Menswear continues to evolve with brands launching standalone stores

by Apparel Resources

07-November-2016  |  6 mins read

Gone are the days when brands and retailers focused on womenswear, while menswear was given a huge royal snub. This is no more the case! Menswear is evolving and helping to give birth to the style-savvy male consumers on whom the fashion industry is relying as the overall luxury market growth continues to be slow. The rise of these fashion-conscious men is partly due to the stylish celebrities who are influencing men to pay attention to their wardrobes and redefining menswear.

As the global menswear market continues to grow, the fashion industry is seeing it as a positive sign against slow growth and rising uncertainty.
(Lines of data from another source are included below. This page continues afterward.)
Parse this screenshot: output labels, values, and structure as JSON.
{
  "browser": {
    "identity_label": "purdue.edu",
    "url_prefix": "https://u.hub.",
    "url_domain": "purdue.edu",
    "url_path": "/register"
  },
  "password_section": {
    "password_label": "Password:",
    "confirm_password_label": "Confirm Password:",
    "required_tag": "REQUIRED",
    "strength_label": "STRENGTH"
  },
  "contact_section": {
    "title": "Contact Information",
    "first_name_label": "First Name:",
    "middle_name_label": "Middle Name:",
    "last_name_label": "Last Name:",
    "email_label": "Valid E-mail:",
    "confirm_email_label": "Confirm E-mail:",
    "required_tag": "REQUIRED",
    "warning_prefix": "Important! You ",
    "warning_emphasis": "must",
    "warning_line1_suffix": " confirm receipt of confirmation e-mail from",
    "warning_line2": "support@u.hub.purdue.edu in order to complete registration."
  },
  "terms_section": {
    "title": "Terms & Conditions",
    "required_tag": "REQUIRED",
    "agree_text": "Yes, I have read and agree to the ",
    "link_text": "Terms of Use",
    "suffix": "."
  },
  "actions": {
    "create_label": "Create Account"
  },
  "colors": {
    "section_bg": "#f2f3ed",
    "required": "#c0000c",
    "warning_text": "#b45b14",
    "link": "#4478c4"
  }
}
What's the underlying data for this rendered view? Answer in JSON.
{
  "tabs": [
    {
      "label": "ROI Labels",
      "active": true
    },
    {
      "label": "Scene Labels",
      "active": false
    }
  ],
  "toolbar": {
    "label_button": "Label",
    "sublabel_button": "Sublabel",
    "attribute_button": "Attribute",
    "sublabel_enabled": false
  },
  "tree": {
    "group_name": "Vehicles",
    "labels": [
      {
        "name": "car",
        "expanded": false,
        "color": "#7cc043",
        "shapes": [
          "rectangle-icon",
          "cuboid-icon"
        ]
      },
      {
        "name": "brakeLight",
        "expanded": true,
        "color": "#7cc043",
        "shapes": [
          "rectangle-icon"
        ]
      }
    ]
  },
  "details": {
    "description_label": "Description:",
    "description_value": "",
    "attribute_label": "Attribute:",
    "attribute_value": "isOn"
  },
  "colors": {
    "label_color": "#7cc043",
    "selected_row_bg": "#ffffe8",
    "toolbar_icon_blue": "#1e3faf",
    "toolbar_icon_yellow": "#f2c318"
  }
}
According to Euromonitor International, the global market for men’s designer apparel is projected to reach nearly US $ 33 billion in 2020, up 14 per cent from US $ 29 billion in 2015. In comparison, the overall market for personal luxury goods will grow not more than 2 to 3 per cent over the next four years, reaching ¤ 280 billion to ¤ 295 billion – or US $ 318 billion to US $ 335 billion at current exchange rates – in sales revenue in 2020, according to Bain & Company.
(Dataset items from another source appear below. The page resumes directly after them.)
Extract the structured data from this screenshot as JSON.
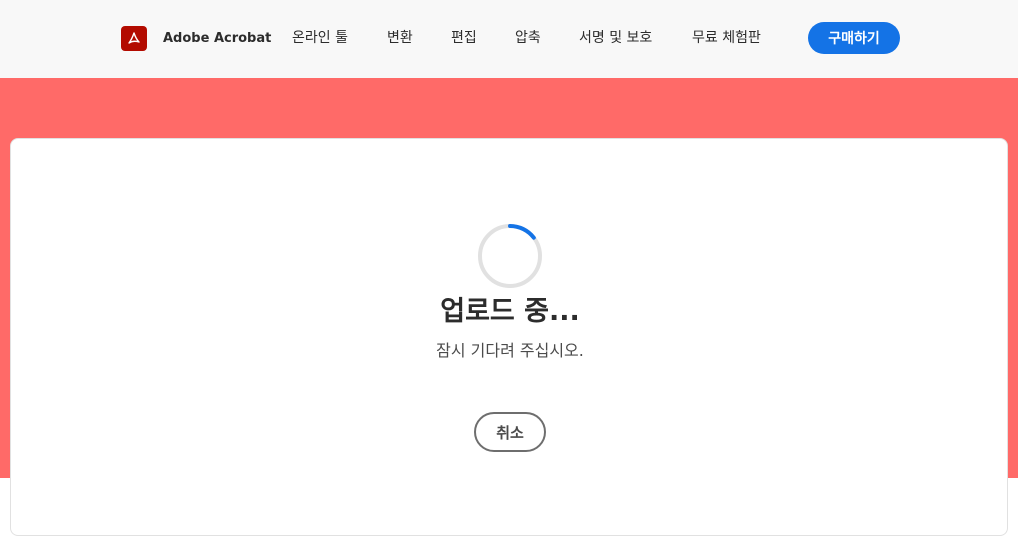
{
  "header": {
    "brand_name": "Adobe Acrobat",
    "logo_icon": "adobe-acrobat-logo-icon",
    "nav": [
      {
        "label": "온라인 툴"
      },
      {
        "label": "변환"
      },
      {
        "label": "편집"
      },
      {
        "label": "압축"
      },
      {
        "label": "서명 및 보호"
      },
      {
        "label": "무료 체험판"
      }
    ],
    "buy_label": "구매하기"
  },
  "upload": {
    "spinner_icon": "loading-spinner-icon",
    "title": "업로드 중...",
    "subtitle": "잠시 기다려 주십시오.",
    "cancel_label": "취소"
  },
  "colors": {
    "accent": "#1473e6",
    "brand_red": "#b30b00",
    "hero_band": "#ff6a68"
  }
}
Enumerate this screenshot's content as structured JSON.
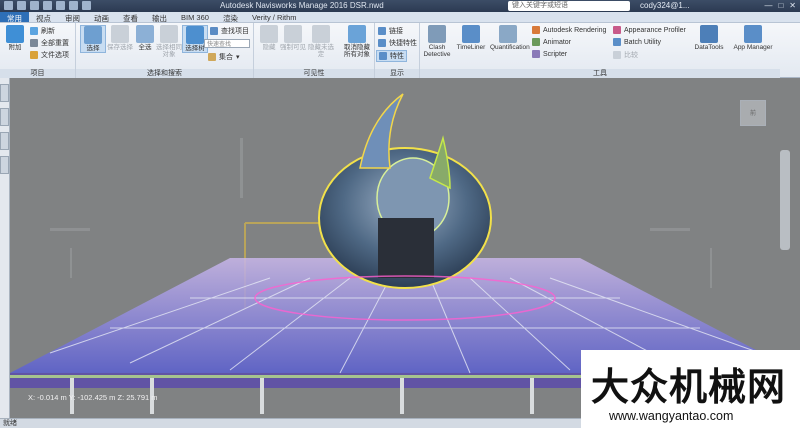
{
  "titlebar": {
    "title": "Autodesk Navisworks Manage 2016  DSR.nwd",
    "search_placeholder": "键入关键字或短语",
    "user": "cody324@1...",
    "win_min": "—",
    "win_max": "□",
    "win_close": "✕"
  },
  "tabs": [
    "常用",
    "视点",
    "审阅",
    "动画",
    "查看",
    "输出",
    "BIM 360",
    "渲染",
    "Verity / Rithm"
  ],
  "ribbon": {
    "project": {
      "label": "项目",
      "append": "附加",
      "refresh": "刷新",
      "reset_all": "全部重置",
      "file_options": "文件选项"
    },
    "select": {
      "label": "选择和搜索",
      "select_btn": "选择",
      "save_sel": "保存选择",
      "select_all": "全选",
      "select_same": "选择相同对象",
      "select_tree": "选择树",
      "find_items": "查找项目",
      "quick_find_placeholder": "快速查找",
      "set_label": "集合"
    },
    "visibility": {
      "label": "可见性",
      "hide": "隐藏",
      "hide_unselected": "隐藏未选定",
      "force_visible": "强制可见",
      "unhide_all": "取消隐藏所有对象"
    },
    "display": {
      "label": "显示",
      "links": "链接",
      "quick_props": "快捷特性",
      "properties": "特性"
    },
    "tools": {
      "label": "工具",
      "clash": "Clash Detective",
      "timeliner": "TimeLiner",
      "quantification": "Quantification",
      "autodesk_rendering": "Autodesk Rendering",
      "animator": "Animator",
      "scripter": "Scripter",
      "appearance_profiler": "Appearance Profiler",
      "batch_utility": "Batch Utility",
      "compare": "比较",
      "datatools": "DataTools",
      "app_manager": "App Manager"
    }
  },
  "viewport": {
    "coordinates": "X: -0.014 m  Y: -102.425 m  Z: 25.791 m",
    "viewcube_label": "前"
  },
  "statusbar": {
    "text": "就绪"
  },
  "watermark": {
    "cn": "大众机械网",
    "url": "www.wangyantao.com"
  },
  "colors": {
    "ribbon_bg": "#e8edf4",
    "file_tab": "#2e6fb7",
    "sky": "#808283"
  }
}
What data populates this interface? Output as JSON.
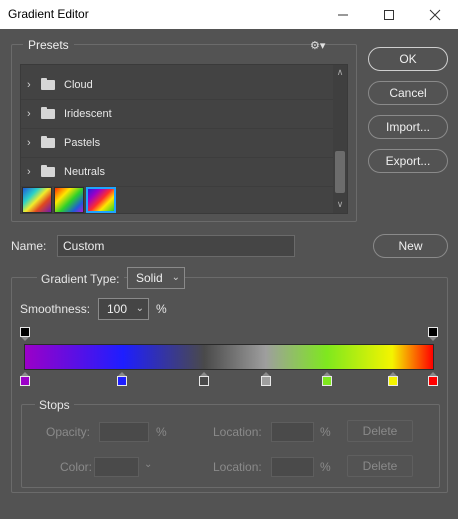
{
  "window": {
    "title": "Gradient Editor",
    "minimize_glyph": "—",
    "maximize_glyph": "☐",
    "close_glyph": "✕"
  },
  "presets": {
    "label": "Presets",
    "gear_glyph": "⚙▾",
    "items": [
      {
        "label": "Cloud",
        "icon": "folder-icon"
      },
      {
        "label": "Iridescent",
        "icon": "folder-icon"
      },
      {
        "label": "Pastels",
        "icon": "folder-icon"
      },
      {
        "label": "Neutrals",
        "icon": "folder-icon"
      }
    ],
    "chevron_glyph": "›",
    "scroll_up_glyph": "∧",
    "scroll_down_glyph": "∨"
  },
  "buttons": {
    "ok": "OK",
    "cancel": "Cancel",
    "import": "Import...",
    "export": "Export...",
    "new": "New"
  },
  "name": {
    "label": "Name:",
    "value": "Custom"
  },
  "gradient": {
    "type_label": "Gradient Type:",
    "type_value": "Solid",
    "smoothness_label": "Smoothness:",
    "smoothness_value": "100",
    "smoothness_unit": "%",
    "dropdown_glyph": "⌄",
    "opacity_stops": [
      {
        "location": 0,
        "color": "#000000"
      },
      {
        "location": 100,
        "color": "#000000"
      }
    ],
    "color_stops": [
      {
        "location": 0,
        "color": "#9b00c8"
      },
      {
        "location": 24,
        "color": "#1e1eff"
      },
      {
        "location": 44,
        "color": "#4a4a4a"
      },
      {
        "location": 59,
        "color": "#9e9e9e"
      },
      {
        "location": 74,
        "color": "#7fe81e"
      },
      {
        "location": 90,
        "color": "#f4f400"
      },
      {
        "location": 100,
        "color": "#ff0000"
      }
    ]
  },
  "stops": {
    "label": "Stops",
    "opacity_label": "Opacity:",
    "opacity_unit": "%",
    "location_label": "Location:",
    "location_unit": "%",
    "color_label": "Color:",
    "delete_label": "Delete"
  }
}
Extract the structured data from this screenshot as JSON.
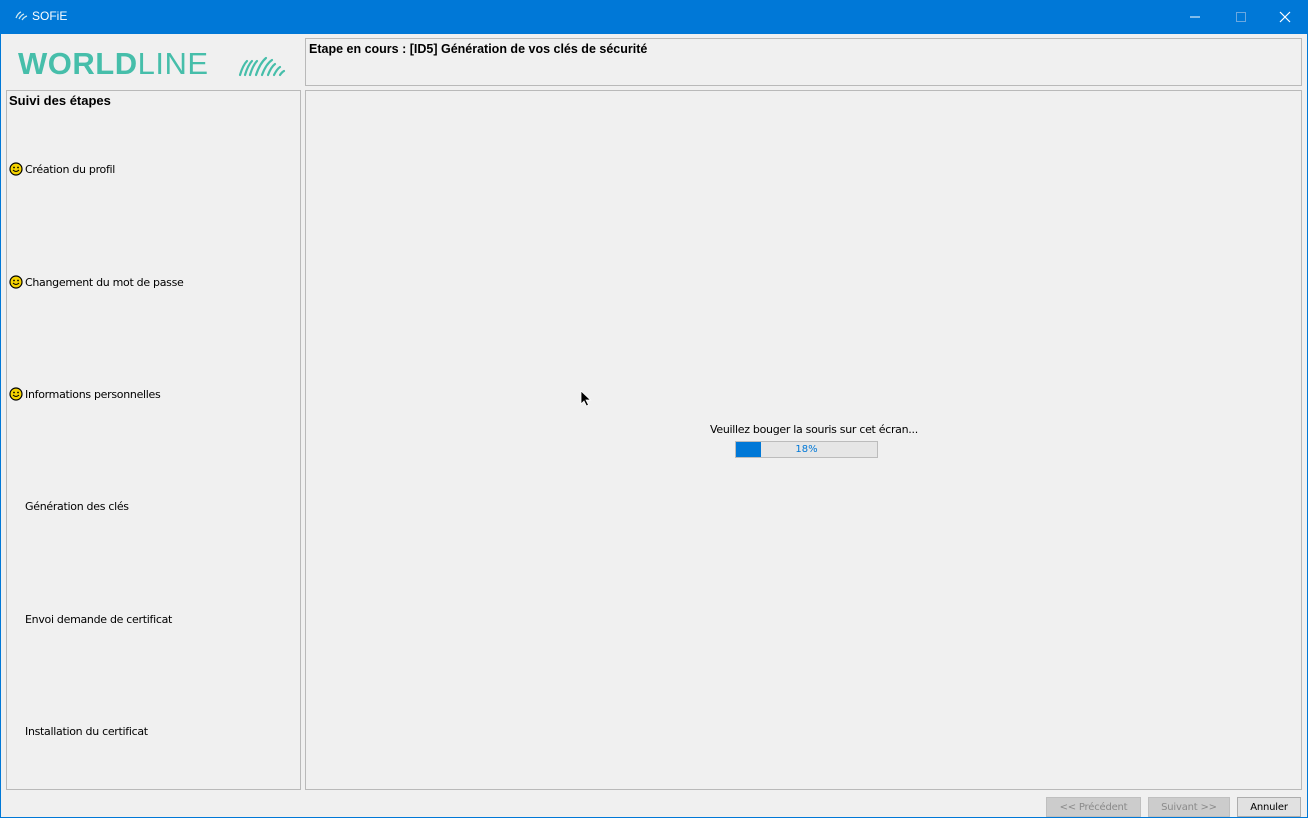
{
  "window": {
    "title": "SOFiE",
    "accent_color": "#0078d7",
    "controls": [
      "minimize-icon",
      "maximize-icon",
      "close-icon"
    ]
  },
  "logo": {
    "bold": "WORLD",
    "light": "LINE",
    "color": "#46beaa"
  },
  "header": {
    "current_step": "Etape en cours :  [ID5]  Génération de vos clés de sécurité"
  },
  "sidebar": {
    "title": "Suivi des étapes",
    "steps": [
      {
        "label": "Création du profil",
        "done": true,
        "icon": "smiley-icon"
      },
      {
        "label": "Changement du mot de passe",
        "done": true,
        "icon": "smiley-icon"
      },
      {
        "label": "Informations personnelles",
        "done": true,
        "icon": "smiley-icon"
      },
      {
        "label": "Génération des clés",
        "done": false
      },
      {
        "label": "Envoi demande de certificat",
        "done": false
      },
      {
        "label": "Installation du certificat",
        "done": false
      }
    ]
  },
  "main": {
    "message": "Veuillez bouger la souris sur cet écran...",
    "progress_value": 0.18,
    "progress_label": "18%"
  },
  "buttons": {
    "previous": "<< Précédent",
    "next": "Suivant >>",
    "cancel": "Annuler"
  }
}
In lieu of this, it comes as no surprise that brands such as Stella McCartney, Coach, etc. that are showcasing their menswear collection in London are betting high on menswear to help drive growth. These brands are helping to expand the market by educating consumers and pushing the boundaries of men’s fashion further ahead. Moreover, luxury brands such as Hermès, Lanvin, Gucci, Ralph Lauren, Dolce & Gabbana, Prada, etc. have also expanded their menswear offerings and are dedicating standalone stores to menswear. Prada, which predominantly is a women-focused business, has announced that over the next 3-5 years it hopes to double its menswear sale to US $ 2 billion and would add 50 more dedicated men’s shop to its existing 30. Others are following suit, such as Kering and LVMH are making significant investments in their respective luxury menswear brands, Brioni and Berluti.


Nonetheless, as the high-end luxury market with brands such as Givenchy, Saint Laurent and Gucci opens up to the menswear through dramatic designs, cuts and office wear, the high street brands are not far behind. Nike still remains the top men’s fashion brand, according to a 2015 report by Euromonitor, while H&M ranks #2 (up from #3 in 2005), Uniqlo ranks #5 (up from #9) and ZARA ranks #6 (up from #13). H&M, a Swedish fast-fashion multinational clothing-retail company, is reportedly mulling over opening standalone menswear stores in the UK, thus joining the list of New Look, ZARA and Jigsaw, that have opened their standalone menswear store. New Look launched its first standalone menswear stores in the UK a year ago, and it further plans to launch menswear-specific stores in France and China by the end of this year. Inditex-owned ZARA has also expanded its UK store portfolio with dedicated menswear shops, while Jigsaw has opened several stores around London. Apart from high-end and streetwear, the market has also opened up opportunities for the advanced contemporary labels such as Ami and Acne, whose product offerings are aesthetically aligned to the consumer’s need but at reasonable pricing.

Historically, fashion has always been associated with womenswear, but over the years with rise of popular television series, internet and celebrity endorsements, men’s fashion has officially gone mainstream. In fact, the rise of internet has played a crucial role in promoting menswear as consumer research firm Mintel reports that one-third of men shop online for clothes, which supports and explains the rise of menswear category. Earlier, men’s fashion was restricted to a professional suit and buying of designer clothes outside the workplace was less accepted and restricted, but now this seems to be changing for the good. As streetwear gains traction, khaki chinos and button down shirt are no longer restricted to ‘casual Friday’ dressing. While offices still require men to wear suit to work, it is no longer the only category in which guys are willing to spend. Shoes, in fact, are the fastest growing category in menswear, with men’s shorts and trousers coming in second, according to Euromonitor.

Now various brands and retailers alike are thrusting towards menswear which was initially considered as the least profitable segment of the fashion industry. In recent years, the consumer demand for incessant newness and constant feeding of internet has led to menswear becoming a lifestyle rather than a trend.